Le maglie della criminalità organizzata, secondo l’ultimo rapporto della Dia, non si fermano al mondo delle imprese, ma in tempo di pandemia si sono allargate sempre più verso il settore sanitario. Prima le mafie hanno fiutato l’affare con i dispositivi di protezione individuale, come le mascherine e i gel. Ora la criminalità organizzata si interessa alle aziende che producono farmaci per pazienti affetti da Covid-19 e, persino, alla produzione del vaccino.
La mafia da tempo aggrega intorno a sé un numero sempre più rilevante di imprese interessate a servizi a basso costo. La ‘ndrangheta in particolare fornisce ad esempio false fatturazioni alle ditte: anche le attività imprenditoriali sane se ne avvantaggiano. Ad oggi quindi è riduttivo parlare di infiltrazioni mafiose: “Siamo di fronte a una presenza strutturale di ’ndrangheta, camorra e cosa nostra nell’economia lombarda”, ammette Antonio Calabrò, vicepresidente di Assolombarda.
La pandemia di Covid-19 ha rappresentato e rappresenta una “grande opportunità” per le mafie e lo snellimento delle procedure d’affidamento degli appalti e dei servizi pubblici comporterà seri rischi di infiltrazione mafiosa. I clan sono radicati nelle città come nelle provincie lombarde e mettono le mani sulle imprese, in particolare nell’edilizia e sui servizi. Per via della cosiddetta “area grigia” dei professionisti, come commercialisti, avvocati, personaggi della finanza, le mafie si sono allargati a tutte le attività in cui il peso finanziario del denaro che si può investire spesso in modo spregiudicato perché frutto del riciclo di attività illegali, è garanzia di successo.

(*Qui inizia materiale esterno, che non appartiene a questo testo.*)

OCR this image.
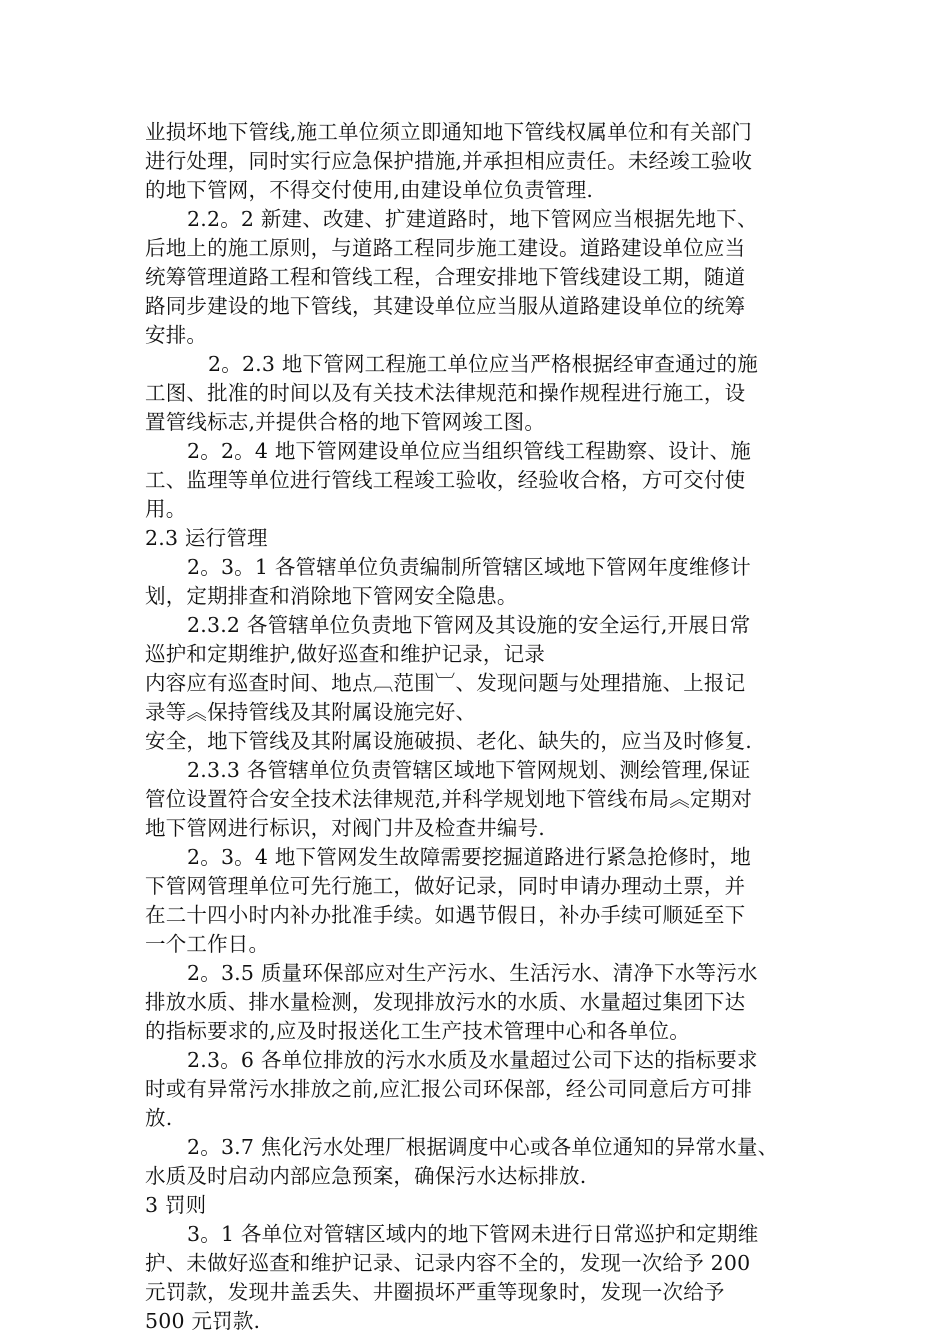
业损坏地下管线,施工单位须立即通知地下管线权属单位和有关部门

进行处理，同时实行应急保护措施,并承担相应责任。未经竣工验收

的地下管网，不得交付使用,由建设单位负责管理.

2.2。2 新建、改建、扩建道路时，地下管网应当根据先地下、

后地上的施工原则，与道路工程同步施工建设。道路建设单位应当

统筹管理道路工程和管线工程，合理安排地下管线建设工期，随道

路同步建设的地下管线，其建设单位应当服从道路建设单位的统筹

安排。

2。2.3 地下管网工程施工单位应当严格根据经审查通过的施

工图、批准的时间以及有关技术法律规范和操作规程进行施工，设

置管线标志,并提供合格的地下管网竣工图。

2。2。4 地下管网建设单位应当组织管线工程勘察、设计、施

工、监理等单位进行管线工程竣工验收，经验收合格，方可交付使

用。

2.3 运行管理

2。3。1 各管辖单位负责编制所管辖区域地下管网年度维修计

划，定期排查和消除地下管网安全隐患。

2.3.2 各管辖单位负责地下管网及其设施的安全运行,开展日常

巡护和定期维护,做好巡查和维护记录，记录

内容应有巡查时间、地点︹范围︺、发现问题与处理措施、上报记

录等︽保持管线及其附属设施完好、

安全，地下管线及其附属设施破损、老化、缺失的，应当及时修复.

2.3.3 各管辖单位负责管辖区域地下管网规划、测绘管理,保证

管位设置符合安全技术法律规范,并科学规划地下管线布局︽定期对

地下管网进行标识，对阀门井及检查井编号.

2。3。4 地下管网发生故障需要挖掘道路进行紧急抢修时，地

下管网管理单位可先行施工，做好记录，同时申请办理动土票，并

在二十四小时内补办批准手续。如遇节假日，补办手续可顺延至下

一个工作日。

2。3.5 质量环保部应对生产污水、生活污水、清净下水等污水

排放水质、排水量检测，发现排放污水的水质、水量超过集团下达

的指标要求的,应及时报送化工生产技术管理中心和各单位。

2.3。6 各单位排放的污水水质及水量超过公司下达的指标要求

时或有异常污水排放之前,应汇报公司环保部，经公司同意后方可排

放.

2。3.7 焦化污水处理厂根据调度中心或各单位通知的异常水量、

水质及时启动内部应急预案，确保污水达标排放.

3 罚则

3。1 各单位对管辖区域内的地下管网未进行日常巡护和定期维

护、未做好巡查和维护记录、记录内容不全的，发现一次给予 200

元罚款，发现井盖丢失、井圈损坏严重等现象时，发现一次给予

500 元罚款.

“La criminalità organizzata infatti sa fare sistema molto bene, noi dobbiamo saperlo fare meglio — spiega Alessandra Dolci —, costruendo il capitale sociale dell’antimafia: società civile, magistratura, imprenditoria e politica tutti insieme”. Gli imprenditori devono capire che denunciare conviene, aggiunge Bocedi: “Una volta che il magistrato ha accertato l’appartenenza alla criminalità organizzata di chi ha prestato il denaro con modalità estorsive e usuraie, lo stato con l’articolo 644 del codice penale garantisce all’imprenditore un prestito a tasso zero fino ad un milione e mezzo di eurom da restituire in 10 anni. L’articolo 629, inoltre, dispone che alle vittime del pizzo venga garantita la stessa cifra, ma a fondo perduto. Per poter ripartire con la propria attività”.
È così che avviene il reinserimento dell’azienda nel circuito dell’economia legale. “Io vendevo divani e dopo la denuncia, i processi e anni sotto scorta ho ancora la mia attività e in più ho fatto arrestare alcuni esponenti della ‘ndrangheta in provincia di Varese”, conclude il fondatore di Sos Italia Libera.